Friday, July 5th 2019, 9:13 am - Temperatures were up to 6-10°C above normal
Data provided by the Copernicus Climate Change Service shows that the average temperature in Europe for June 2019 was higher than any other June on record. Compared to the average period of 1981-2010, this June was 0.1°C higher than the previous one, which was set in 2016 when a strong El Niño event affected our planet.
Record-breaking temperatures were registered in a number of countries across Europe and on average temperatures were more than 2°C above the normal.
Map 1: Map showing the anomalies in temperature (°C) estimated from ERA5 during the 5-day period of 25-29 June 2019. (Credit: ECMWF, Copernicus Climate Change Service).
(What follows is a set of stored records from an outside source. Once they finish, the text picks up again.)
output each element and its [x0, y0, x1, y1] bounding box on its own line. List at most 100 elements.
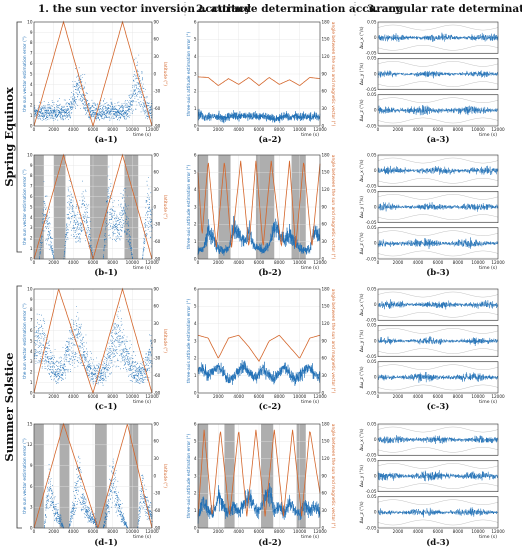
- y-tick-label: 10: [27, 152, 33, 157]
- x-tick-label: 12000: [313, 529, 327, 534]
- y-tick-label: 1: [194, 106, 197, 111]
- y-axis-label: three-axis attitude estimation error (°): [186, 433, 192, 518]
- y2-tick-label: 180: [322, 152, 330, 157]
- y-tick-label: 0.05: [367, 19, 377, 24]
- panel-label-a-1: (a-1): [95, 134, 118, 145]
- y-tick-label: 0: [194, 256, 197, 261]
- x-tick-label: 10000: [126, 127, 140, 132]
- y2-tick-label: 120: [322, 54, 330, 59]
- reference-line: [197, 160, 321, 248]
- plot-frame: [377, 325, 499, 357]
- x-tick-label: 10000: [293, 529, 307, 534]
- rate-error-line: [377, 32, 499, 43]
- y2-tick-label: 180: [322, 421, 330, 426]
- x-tick-label: 10000: [471, 394, 485, 399]
- y-axis-label: the sun vector estimation error (°): [22, 169, 28, 245]
- y-tick-label: 5: [30, 204, 33, 209]
- y-tick-label: 0.05: [367, 421, 377, 426]
- x-tick-label: 8000: [274, 529, 285, 534]
- reference-line: [197, 429, 321, 517]
- plot-frame: [197, 21, 321, 127]
- y-tick-label: 5: [194, 37, 197, 42]
- panel-label-a-3: (a-3): [427, 134, 450, 145]
- x-axis-label: time (s): [479, 534, 497, 540]
- y-tick-label: 0: [374, 108, 377, 113]
- x-tick-label: 12000: [145, 394, 159, 399]
- x-tick-label: 8000: [453, 127, 464, 132]
- panel-b-2: 0 2000 4000 6000 8000 10000 120000123456030609…: [186, 152, 336, 271]
- y2-tick-label: 60: [154, 304, 160, 309]
- bound-line: [377, 447, 499, 453]
- rate-error-line: [377, 202, 499, 212]
- rate-channel-label: Δω_z (°/s): [359, 501, 365, 523]
- x-tick-label: 10000: [471, 260, 485, 265]
- y-tick-label: 10: [27, 19, 33, 24]
- y2-tick-label: 180: [322, 19, 330, 24]
- y-tick-label: 6: [30, 328, 33, 333]
- season-label-summer: Summer Solstice: [2, 352, 16, 461]
- y2-tick-label: 0: [322, 123, 325, 128]
- y2-tick-label: 30: [154, 187, 160, 192]
- y-tick-label: 0.05: [367, 359, 377, 364]
- x-tick-label: 2000: [48, 394, 59, 399]
- y2-tick-label: -30: [154, 491, 161, 496]
- plot-frame: [377, 21, 499, 54]
- x-tick-label: 2000: [213, 260, 224, 265]
- y-tick-label: 3: [30, 359, 33, 364]
- bound-line: [377, 45, 499, 51]
- y2-tick-label: 30: [322, 508, 328, 513]
- y2-tick-label: 0: [154, 204, 157, 209]
- y2-tick-label: 0: [154, 473, 157, 478]
- x-tick-label: 12000: [145, 529, 159, 534]
- y-tick-label: 0.05: [367, 92, 377, 97]
- x-tick-label: 6000: [254, 127, 265, 132]
- y-tick-label: 4: [194, 54, 197, 59]
- y-tick-label: 0.05: [367, 225, 377, 230]
- y-tick-label: 0: [374, 473, 377, 478]
- rate-channel-label: Δω_y (°/s): [359, 63, 365, 86]
- x-tick-label: 12000: [491, 127, 505, 132]
- y-tick-label: 2: [194, 356, 197, 361]
- y2-tick-label: 30: [154, 321, 160, 326]
- x-tick-label: 0: [197, 529, 200, 534]
- panel-label-b-1: (b-1): [94, 267, 117, 278]
- plot-frame: [377, 94, 499, 127]
- rate-error-line: [377, 470, 499, 482]
- y-tick-label: 8: [30, 40, 33, 45]
- x-tick-label: 12000: [313, 127, 327, 132]
- y-tick-label: 6: [30, 484, 33, 489]
- bound-line: [377, 24, 499, 31]
- y2-tick-label: 0: [154, 71, 157, 76]
- plot-frame: [33, 154, 153, 260]
- y2-axis-label: latitude (°): [162, 464, 168, 488]
- reference-line: [198, 76, 320, 87]
- y-tick-label: -0.05: [366, 256, 377, 261]
- y-tick-label: 6: [30, 61, 33, 66]
- y-tick-label: 2: [30, 370, 33, 375]
- y-tick-label: 0: [374, 204, 377, 209]
- x-tick-label: 8000: [274, 127, 285, 132]
- y2-tick-label: 120: [322, 456, 330, 461]
- y-tick-label: 4: [194, 456, 197, 461]
- y-tick-label: 1: [30, 246, 33, 251]
- y2-tick-label: 30: [154, 456, 160, 461]
- y2-tick-label: 150: [322, 439, 330, 444]
- error-line: [197, 108, 321, 124]
- y-tick-label: 6: [194, 286, 197, 291]
- panel-label-d-1: (d-1): [94, 537, 117, 548]
- y2-axis-label: angle between the sun and magnetic vecto…: [330, 424, 336, 529]
- y-tick-label: 0: [194, 390, 197, 395]
- y2-axis-label: latitude (°): [162, 62, 168, 86]
- y-axis-label: three-axis attitude estimation error (°): [186, 298, 192, 383]
- y2-axis-label: angle between the sun and magnetic vecto…: [330, 289, 336, 394]
- x-axis-label: time (s): [301, 534, 319, 540]
- rate-channel-label: Δω_x (°/s): [359, 293, 365, 316]
- y-tick-label: 3: [30, 92, 33, 97]
- x-tick-label: 0: [197, 394, 200, 399]
- x-tick-label: 2000: [393, 529, 404, 534]
- rate-error-line: [377, 299, 499, 310]
- panel-d-1: 0 2000 4000 6000 8000 10000 12000 0 3 6 9 12 15 -90 -6…: [22, 421, 168, 540]
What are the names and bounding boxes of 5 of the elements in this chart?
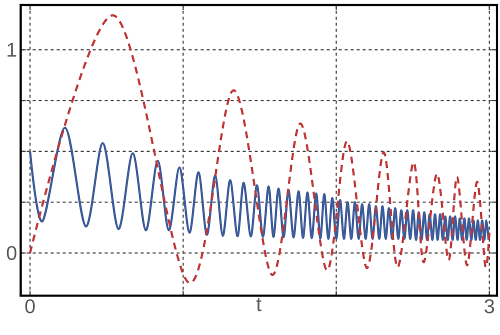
x-tick-label: 3 [484, 299, 494, 314]
line-series [28, 126, 490, 241]
x-axis-title: t [256, 298, 262, 312]
y-tick-label: 1 [8, 42, 16, 57]
line-series [28, 14, 490, 284]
Most of the record temperatures occurred in southwest Europe as very warm air was drawn in for days from Northern Africa into portions of northeast Spain, France, Germany, Switzerland, Austria, northern Italy and the Czech Republic. The end of the month was so unseasonably warm compared to the 30-year reference from 1981-2010 that temperatures were between 6 to 10°C above normal.
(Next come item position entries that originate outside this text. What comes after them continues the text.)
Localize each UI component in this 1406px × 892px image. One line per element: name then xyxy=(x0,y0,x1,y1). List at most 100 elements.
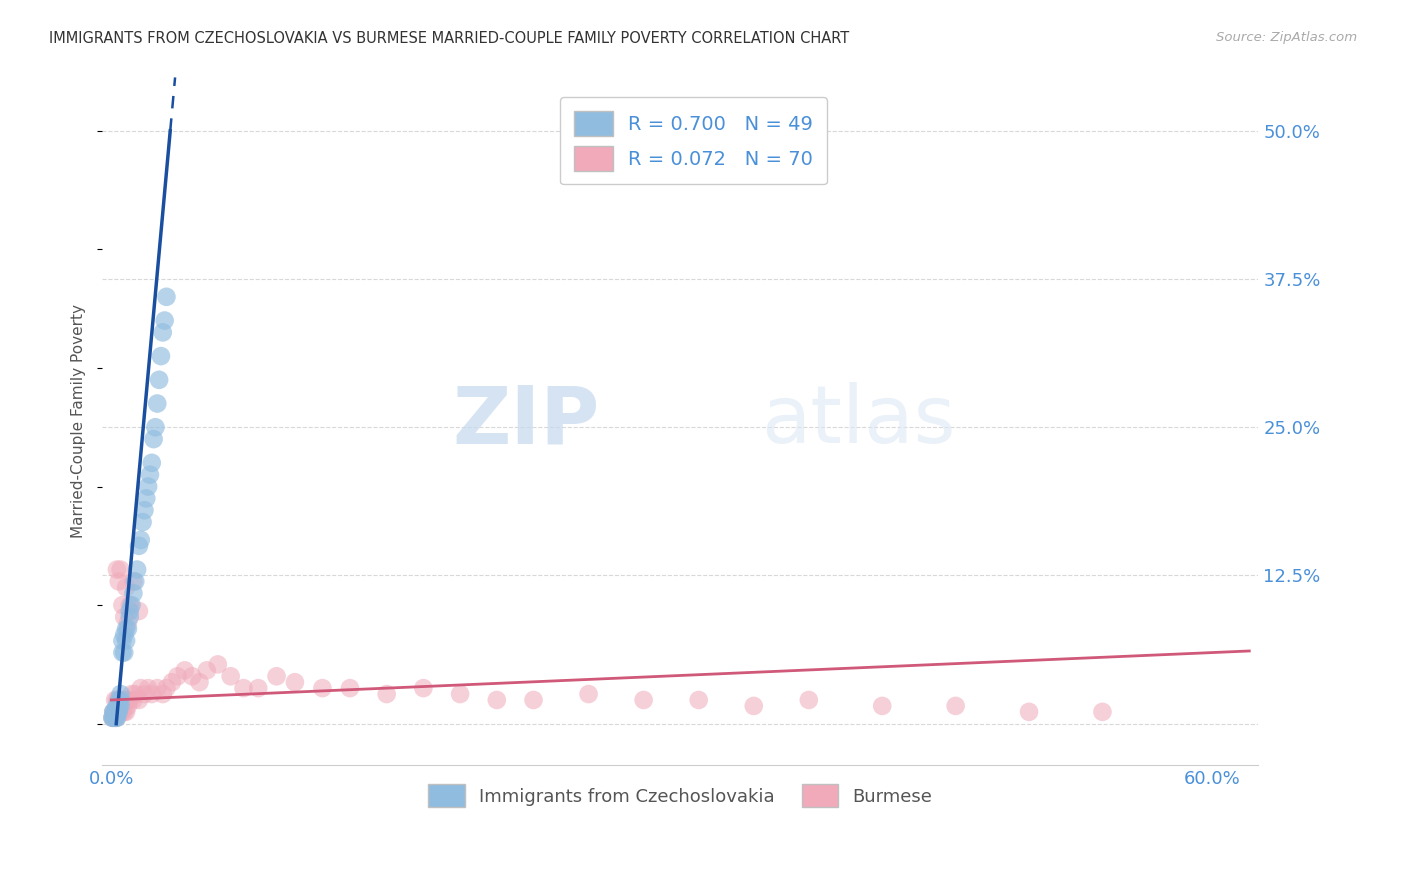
Point xyxy=(188,675,211,690)
Point xyxy=(195,664,218,678)
Point xyxy=(107,705,129,719)
Text: Source: ZipAtlas.com: Source: ZipAtlas.com xyxy=(1216,31,1357,45)
Point xyxy=(107,705,129,719)
Text: IMMIGRANTS FROM CZECHOSLOVAKIA VS BURMESE MARRIED-COUPLE FAMILY POVERTY CORRELAT: IMMIGRANTS FROM CZECHOSLOVAKIA VS BURMES… xyxy=(49,31,849,46)
Point xyxy=(110,705,132,719)
Point xyxy=(111,705,134,719)
Point xyxy=(141,456,163,470)
Point xyxy=(110,687,132,701)
Point xyxy=(101,711,124,725)
Point xyxy=(103,705,125,719)
Point xyxy=(112,628,135,642)
Point xyxy=(104,693,127,707)
Point xyxy=(232,681,254,695)
Y-axis label: Married-Couple Family Poverty: Married-Couple Family Poverty xyxy=(72,304,86,539)
Point xyxy=(105,711,128,725)
Point xyxy=(122,586,145,600)
Point xyxy=(578,687,600,701)
Legend: Immigrants from Czechoslovakia, Burmese: Immigrants from Czechoslovakia, Burmese xyxy=(422,777,939,814)
Point xyxy=(125,563,148,577)
Point xyxy=(128,539,150,553)
Point xyxy=(155,681,177,695)
Point xyxy=(105,711,128,725)
Point xyxy=(128,693,150,707)
Point xyxy=(135,491,157,506)
Point xyxy=(122,574,145,589)
Point xyxy=(146,396,169,410)
Point xyxy=(128,604,150,618)
Point xyxy=(105,705,128,719)
Point xyxy=(152,687,174,701)
Point xyxy=(118,604,141,618)
Point xyxy=(121,598,143,612)
Point xyxy=(115,705,138,719)
Point xyxy=(111,598,134,612)
Point xyxy=(155,290,177,304)
Point xyxy=(103,711,125,725)
Point xyxy=(110,693,132,707)
Point xyxy=(311,681,333,695)
Point xyxy=(124,574,146,589)
Point xyxy=(117,615,139,630)
Point xyxy=(117,622,139,636)
Point xyxy=(148,373,170,387)
Point xyxy=(152,326,174,340)
Point xyxy=(142,432,165,446)
Point xyxy=(129,681,152,695)
Point xyxy=(103,705,125,719)
Point xyxy=(145,420,167,434)
Point xyxy=(107,698,129,713)
Point xyxy=(166,669,188,683)
Point xyxy=(103,705,125,719)
Point xyxy=(103,711,125,725)
Point xyxy=(485,693,508,707)
Point xyxy=(412,681,434,695)
Point xyxy=(118,610,141,624)
Point xyxy=(247,681,270,695)
Point xyxy=(105,563,128,577)
Point xyxy=(112,705,135,719)
Point xyxy=(284,675,307,690)
Point xyxy=(115,693,138,707)
Point xyxy=(104,705,127,719)
Point xyxy=(111,646,134,660)
Point xyxy=(522,693,544,707)
Point xyxy=(118,598,141,612)
Point xyxy=(870,698,893,713)
Point xyxy=(112,693,135,707)
Point xyxy=(633,693,655,707)
Point xyxy=(153,313,176,327)
Point xyxy=(1091,705,1114,719)
Point xyxy=(742,698,765,713)
Point xyxy=(104,711,127,725)
Point xyxy=(146,681,169,695)
Point xyxy=(134,503,156,517)
Point xyxy=(131,515,153,529)
Point xyxy=(101,711,124,725)
Point xyxy=(219,669,242,683)
Point xyxy=(134,687,156,701)
Point xyxy=(136,681,159,695)
Point xyxy=(1018,705,1040,719)
Point xyxy=(103,711,125,725)
Point xyxy=(797,693,820,707)
Point xyxy=(110,698,132,713)
Point xyxy=(266,669,288,683)
Point xyxy=(105,705,128,719)
Point xyxy=(112,610,135,624)
Point xyxy=(122,693,145,707)
Text: ZIP: ZIP xyxy=(453,383,599,460)
Point xyxy=(124,687,146,701)
Point xyxy=(110,563,132,577)
Point xyxy=(104,711,127,725)
Point xyxy=(111,633,134,648)
Point xyxy=(105,698,128,713)
Point xyxy=(104,705,127,719)
Point xyxy=(136,479,159,493)
Point xyxy=(111,698,134,713)
Point xyxy=(139,467,162,482)
Point xyxy=(149,349,172,363)
Point xyxy=(107,693,129,707)
Point xyxy=(105,693,128,707)
Point xyxy=(115,633,138,648)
A low pressure area centred west of Spain and Portugal was blocked from the main atmospheric circulation pattern for 4 to 5 days, which generated a steady southerly wind flow into the region. The African heat was then amplified by clear skies and intense early summer heating, which skyrocketed temperatures into the 40°C mark across many areas of the previously mentioned countries.
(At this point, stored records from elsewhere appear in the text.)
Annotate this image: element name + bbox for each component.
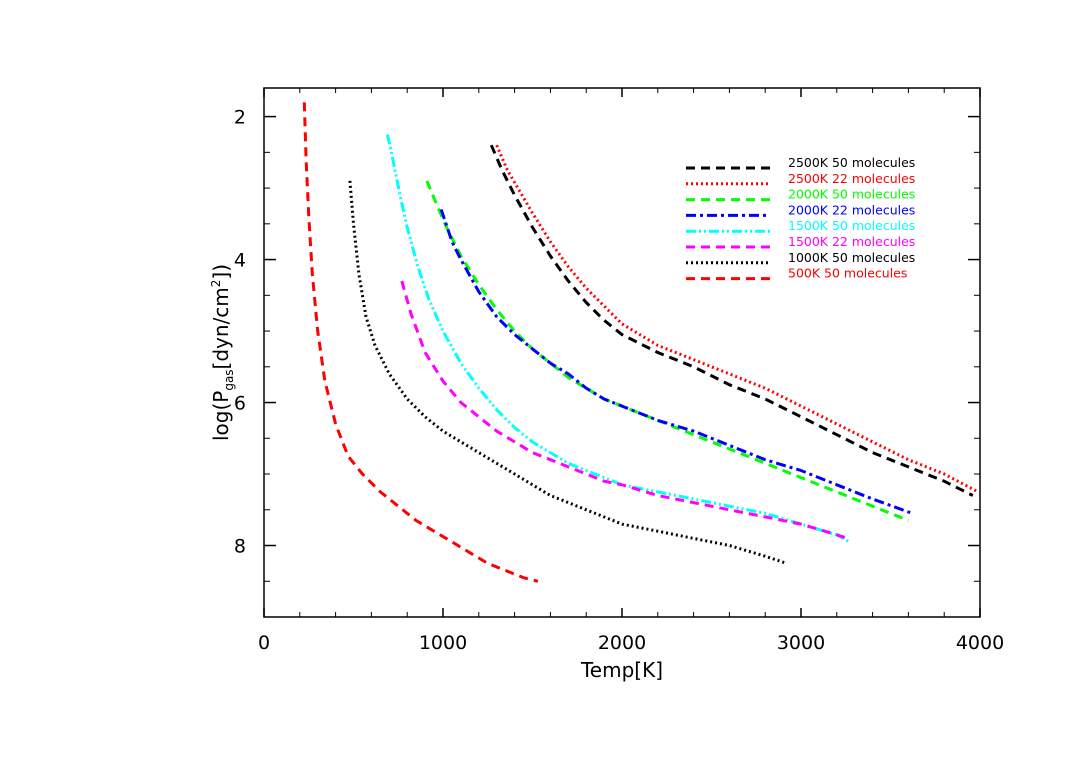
y-axis-title-prefix: log(P [209, 391, 233, 441]
series-line-3 [425, 180, 909, 522]
tick-layer: 0 1000 2000 3000 4000 2 4 6 8 [234, 88, 1004, 654]
y-axis-title-subscript: gas [222, 369, 236, 390]
series-line-5 [386, 134, 851, 544]
legend-label: 1000K 50 molecules [788, 250, 915, 265]
x-tick-label: 3000 [777, 632, 825, 654]
y-tick-label: 8 [234, 536, 246, 558]
series-line-2 [495, 144, 979, 494]
x-tick-label: 0 [258, 632, 270, 654]
series-line-8 [302, 102, 539, 583]
y-tick-label: 6 [234, 393, 246, 415]
y-tick-label: 2 [234, 107, 246, 129]
series-line-7 [348, 180, 788, 565]
x-axis-title: Temp[K] [580, 658, 663, 682]
y-axis-title-suffix: ]) [209, 264, 233, 280]
legend-label: 1500K 22 molecules [788, 234, 915, 249]
y-axis-title: log(Pgas[dyn/cm2]) [209, 264, 236, 441]
series-layer [302, 102, 979, 583]
x-tick-label: 4000 [956, 632, 1004, 654]
y-axis-title-superscript: 2 [209, 280, 223, 288]
y-axis-title-middle: [dyn/cm [209, 287, 233, 369]
legend-label: 2500K 50 molecules [788, 155, 915, 170]
legend-label: 2000K 22 molecules [788, 202, 915, 217]
x-tick-label: 2000 [598, 632, 646, 654]
legend-label: 2000K 50 molecules [788, 187, 915, 202]
y-tick-label: 4 [234, 250, 246, 272]
legend-label: 1500K 50 molecules [788, 218, 915, 233]
series-line-4 [439, 209, 913, 515]
series-line-6 [400, 280, 848, 540]
legend-label: 500K 50 molecules [788, 266, 907, 281]
legend-label: 2500K 22 molecules [788, 171, 915, 186]
series-line-1 [489, 144, 974, 497]
x-tick-label: 1000 [419, 632, 467, 654]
Figure 1: Average June temperatures (°C) for Europe (top) and globally (bottom) from 1979 to 2019, shown as differences from long-term average values for 1981 to 2010. June 2019 is highlighted. Data source: ERA5 (credit: ECMWF, Copernicus Climate Change Service).
Although this heat episode was not as persistent as that recorded in 2018, it was very intense. Europe as a whole was on average 1°C above the previous June record set back in 1999 and about 1°C higher than expected from recent decade trends. Looking back at temperature data since 1850, the June 2019 European-average temperature was more than 3°C higher than the average for 1850-1900.
It is still too early to attribute this intense June 2019 heat across Europe to climate change, but we do know that heat waves of this sort are expected to occur more frequently across different regions of Earth as greenhouse gas emissions continue to escalate.
THE NORTH AMERICAN IMPACT
While climate data proved that this past June was the warmest June on record globally, much of North America experienced a chilly June. Temperatures trended anywhere from a couple of degrees below seasonal to 4 degrees C below normal near the Great Lakes. including Ontario and parts of the U.S. Midwest.
Areas that experienced a warmer than normal June were Alaska and parts of Nunavut including the majority of Baffin Island.